Affrontando quindi il tema della socialità oggi, nell’era Covid-19 e post pandemia, ci si può porre qualche domanda. Sicuramente la crisi sanitaria ci ha messo di fronte alla visione aristotelica dell’uomo come animale sociale, bisognoso di relazioni e di rapporti sociali. Perché è nel confronto con l’altro che il nostro essere può sublimarsi e mettersi in discussione. Oggi, calati forzatamente nella nostra individualità e nel nostro microcosmo, formato da una stanza o una casa, con brevi spostamenti all’esterno, ci rendiamo conto sempre di più di quanto il nostro essere società sia importante. Perciò, sarebbe forse troppo da sognatori pensare di declinare nuovamente il termine Movida nel suo significato originario? Far nascere un movimento sociale e culturale di ricostruzione, di vivacità intellettuale e giovanile che possa non far dormire, non per gli schiamazzi dei bar ma per lo scambio di programmi culturali, musicali, editoriali.

Certo, la dittatura di Franco non può minimamente essere paragonata a ciò che stiamo vivendo.
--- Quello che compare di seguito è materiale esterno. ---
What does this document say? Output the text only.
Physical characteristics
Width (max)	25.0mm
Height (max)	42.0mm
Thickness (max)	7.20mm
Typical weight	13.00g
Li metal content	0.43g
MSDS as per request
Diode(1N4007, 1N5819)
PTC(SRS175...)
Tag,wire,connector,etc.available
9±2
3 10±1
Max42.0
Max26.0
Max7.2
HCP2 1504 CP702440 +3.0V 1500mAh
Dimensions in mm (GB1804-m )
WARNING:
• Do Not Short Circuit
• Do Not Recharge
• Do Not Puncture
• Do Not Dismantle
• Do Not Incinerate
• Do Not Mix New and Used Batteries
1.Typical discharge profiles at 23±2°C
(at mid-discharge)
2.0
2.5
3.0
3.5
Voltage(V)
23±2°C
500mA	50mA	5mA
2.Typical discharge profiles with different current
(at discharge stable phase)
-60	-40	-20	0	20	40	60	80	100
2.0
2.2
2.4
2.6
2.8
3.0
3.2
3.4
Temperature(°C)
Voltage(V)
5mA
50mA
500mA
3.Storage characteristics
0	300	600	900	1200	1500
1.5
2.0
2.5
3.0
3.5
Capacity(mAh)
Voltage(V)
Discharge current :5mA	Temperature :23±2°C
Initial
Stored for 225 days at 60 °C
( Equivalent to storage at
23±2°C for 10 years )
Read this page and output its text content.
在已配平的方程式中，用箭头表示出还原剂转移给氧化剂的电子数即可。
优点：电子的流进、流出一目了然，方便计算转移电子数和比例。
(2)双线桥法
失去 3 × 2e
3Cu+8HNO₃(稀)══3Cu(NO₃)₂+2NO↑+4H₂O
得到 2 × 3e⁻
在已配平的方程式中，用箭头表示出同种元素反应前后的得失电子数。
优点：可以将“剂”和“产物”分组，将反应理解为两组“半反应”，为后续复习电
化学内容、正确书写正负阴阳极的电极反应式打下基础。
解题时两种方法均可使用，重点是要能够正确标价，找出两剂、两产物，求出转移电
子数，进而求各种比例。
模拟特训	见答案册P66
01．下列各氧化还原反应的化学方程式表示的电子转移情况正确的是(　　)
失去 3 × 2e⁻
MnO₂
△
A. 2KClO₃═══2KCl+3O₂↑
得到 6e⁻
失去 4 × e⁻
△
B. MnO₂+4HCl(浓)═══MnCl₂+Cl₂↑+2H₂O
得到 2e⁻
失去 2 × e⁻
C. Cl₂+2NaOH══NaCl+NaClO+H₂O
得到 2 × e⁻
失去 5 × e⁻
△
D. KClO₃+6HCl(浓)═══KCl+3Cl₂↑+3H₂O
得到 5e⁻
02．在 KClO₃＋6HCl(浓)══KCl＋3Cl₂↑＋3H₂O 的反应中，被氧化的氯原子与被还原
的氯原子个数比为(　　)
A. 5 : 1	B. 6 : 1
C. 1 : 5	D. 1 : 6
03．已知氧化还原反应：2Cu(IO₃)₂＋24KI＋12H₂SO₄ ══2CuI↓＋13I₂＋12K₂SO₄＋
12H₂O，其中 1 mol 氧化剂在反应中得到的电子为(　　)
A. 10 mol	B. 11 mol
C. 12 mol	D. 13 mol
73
Ma la frammentazione dell’uomo, la divisione, l’isolamento e la “repressione” dello spirito vitale, è sì un denominatore comune da cui ripartire.

Ho vissuto due anni in Spagna, li ricordo come gli anni migliori della mia vita. Non per l’architettura, bellissima, non per l’Alhambra di Granada o il Museo Prado di Madrid, ma per la vitalità, la spensieratezza e il fermento che è poi diventato famoso in tutto il mondo.

L’Italia anche ha qualcosa di simile: la famosa “dolce vita” è uno degli elementi che, insieme alla cultura, al patrimonio artistico e storico, ci ha sempre dato un quid in più. É dunque tempo di iniziare a ripensare alla nostra socialità, non quella imposta, ma quella che vogliamo. Non quella del traffico e dei clacson assordanti, ma quella degli spazi di confronto, delle comunità, dello scambio e della vivacità intellettuale.

Che poi sia fatto con un caffè all’italiana, o una cerveza spagnola, questo poco importa. Quindi “Madrid non dorme mai”, ancora ora. Ma noi giovani neanche.